‘Tis the season once again at universities across the country: the never-ending brawl for a place in the library, Eduroam crashing every 15 minutes or so and the beautiful weather taunting you, along with your friends, who chose a degree without exams and are now sitting in the sun with a pitcher of Pimms. The summer term of university is without a doubt the best and worst in the annual cycle, bringing with it sun and parties but also the dreaded exam period.

Exam stress is a systemic issue in universities across the country, with executive bodies at different institutions looking at creative ways to combat it. Modelled upon the success of a program to alleviate loneliness in care homes, some unions (including our own) have opted to bring furry companions onto campus, annually inviting dog owners into the LCR for students to pet.

Other methods of de-stressing have been looked at by educational bodies – with recent research by the Edinburgh Sports Union showing that even short bursts of exercise (as low as ten minutes) can increase alertness and a student’s positive mood. If you look at the sheer weight of research into exam stress and whether it links to mental health issues, one may question the efficacy of exams. The nations rated highest in terms of educational excellence avoid examination at school, opting instead for positively reinforced learning. While the debate rages on over exams are in fact a force for evil or not, our current predicament means we have to accept them as the master of our fates in terms of whether we graduate or not. Although not necessarily scientific, I have compiled a guide that has got me through two years of exams that, in my final year, should be passed along, and don’t involve the sacrifice of your mental health.

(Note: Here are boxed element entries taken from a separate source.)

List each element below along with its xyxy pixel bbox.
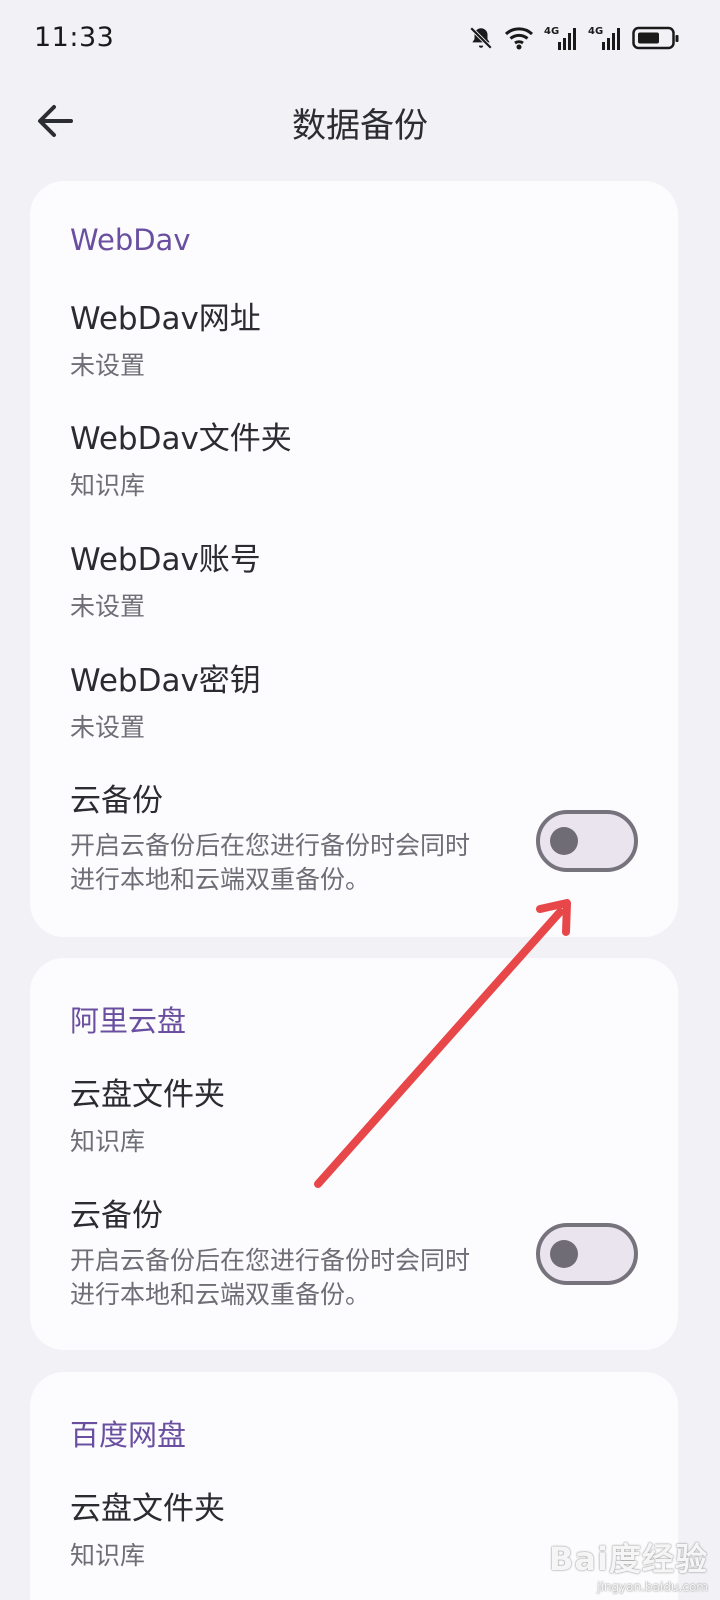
item-value: 知识库 (70, 471, 146, 500)
webdav-cloud-backup-switch[interactable] (536, 810, 638, 872)
webdav-folder-item[interactable]: WebDav文件夹 知识库 (70, 419, 638, 503)
status-bar: 11:33 4G 4G (0, 0, 720, 78)
item-description: 开启云备份后在您进行备份时会同时进行本地和云端双重备份。 (70, 1246, 471, 1309)
status-time: 11:33 (34, 22, 115, 53)
webdav-card: WebDav WebDav网址 未设置 WebDav文件夹 知识库 WebDav… (30, 181, 678, 937)
webdav-section-title: WebDav (70, 223, 191, 257)
network-type-label-2: 4G (588, 26, 603, 37)
item-title: WebDav文件夹 (70, 421, 292, 457)
network-type-label: 4G (544, 26, 559, 37)
item-value: 未设置 (70, 592, 146, 621)
item-value: 未设置 (70, 351, 146, 380)
webdav-key-item[interactable]: WebDav密钥 未设置 (70, 661, 638, 745)
bell-off-icon (468, 25, 494, 51)
baidu-jingyan-watermark: Bai度经验 jingyan.baidu.com (549, 1534, 708, 1594)
item-value: 知识库 (70, 1127, 146, 1156)
watermark-brand: Bai度经验 (549, 1540, 708, 1578)
item-title: 云盘文件夹 (70, 1077, 225, 1113)
watermark-url: jingyan.baidu.com (597, 1580, 708, 1594)
page-title: 数据备份 (292, 106, 428, 146)
webdav-url-item[interactable]: WebDav网址 未设置 (70, 299, 638, 383)
battery-icon (632, 25, 680, 51)
aliyun-section-title: 阿里云盘 (70, 1004, 187, 1038)
status-icons: 4G 4G (468, 22, 680, 54)
item-title: 云盘文件夹 (70, 1491, 225, 1527)
webdav-account-item[interactable]: WebDav账号 未设置 (70, 540, 638, 624)
signal-4g-icon-2: 4G (588, 24, 622, 52)
item-value: 未设置 (70, 713, 146, 742)
wifi-icon (504, 25, 534, 51)
aliyun-folder-item[interactable]: 云盘文件夹 知识库 (70, 1075, 638, 1159)
switch-knob (550, 1240, 578, 1268)
webdav-cloud-backup-row[interactable]: 云备份 开启云备份后在您进行备份时会同时进行本地和云端双重备份。 (70, 781, 638, 894)
item-title: WebDav网址 (70, 301, 261, 337)
app-bar: 数据备份 (0, 78, 720, 162)
signal-4g-icon: 4G (544, 24, 578, 52)
item-description: 开启云备份后在您进行备份时会同时进行本地和云端双重备份。 (70, 831, 471, 894)
aliyun-cloud-backup-switch[interactable] (536, 1223, 638, 1285)
item-title: WebDav密钥 (70, 663, 261, 699)
aliyun-card: 阿里云盘 云盘文件夹 知识库 云备份 开启云备份后在您进行备份时会同时进行本地和… (30, 958, 678, 1350)
aliyun-cloud-backup-row[interactable]: 云备份 开启云备份后在您进行备份时会同时进行本地和云端双重备份。 (70, 1196, 638, 1309)
switch-knob (550, 827, 578, 855)
baidu-section-title: 百度网盘 (70, 1418, 187, 1452)
item-title: WebDav账号 (70, 542, 261, 578)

First – get to know your work cycle. My most productive hours were from between about 10pm to 2am. You don’t have to be an early riser to be successful, just make sure that you schedule in a time where you will hit the books. Sticking to this meant I got enough done each day.

Second – SLEEP. It’s fine to do late nights in the library if you also make time to sleep. I thoroughly recommend getting a sleep cycle app, especially for naps. There is, unfortunately, a right way to sleep, and this will improve your overall mood and make you more productive.

Third – schedule in breaks. Although it may seem counterproductive, looking after yourself is crucial to lowering exam stress and getting more done. Make sure you set a time, relatively frequently, to take a few minutes off. I am unconvinced by apps that block all social media, as isolation from friends can increase pressure and the feeling of frustration and loneliness during exams. The carrot is also much healthier than the stick. We are naturally fallible creatures – don’t punish yourself for running over on a break by cancelling the next one.

In the words of psychologist Amos Tversky, “If you don’t waste hours, you waste years” – taking five minutes extra off won’t make you fail. Make sure to communicate with your peers if it’s getting too much, and don’t be afraid to contact Nightline. It is an incredible service a stones’ throw from the Library, and if work is getting on top of you, they’re available from 8pm to 8am for a cup of tea and a chat.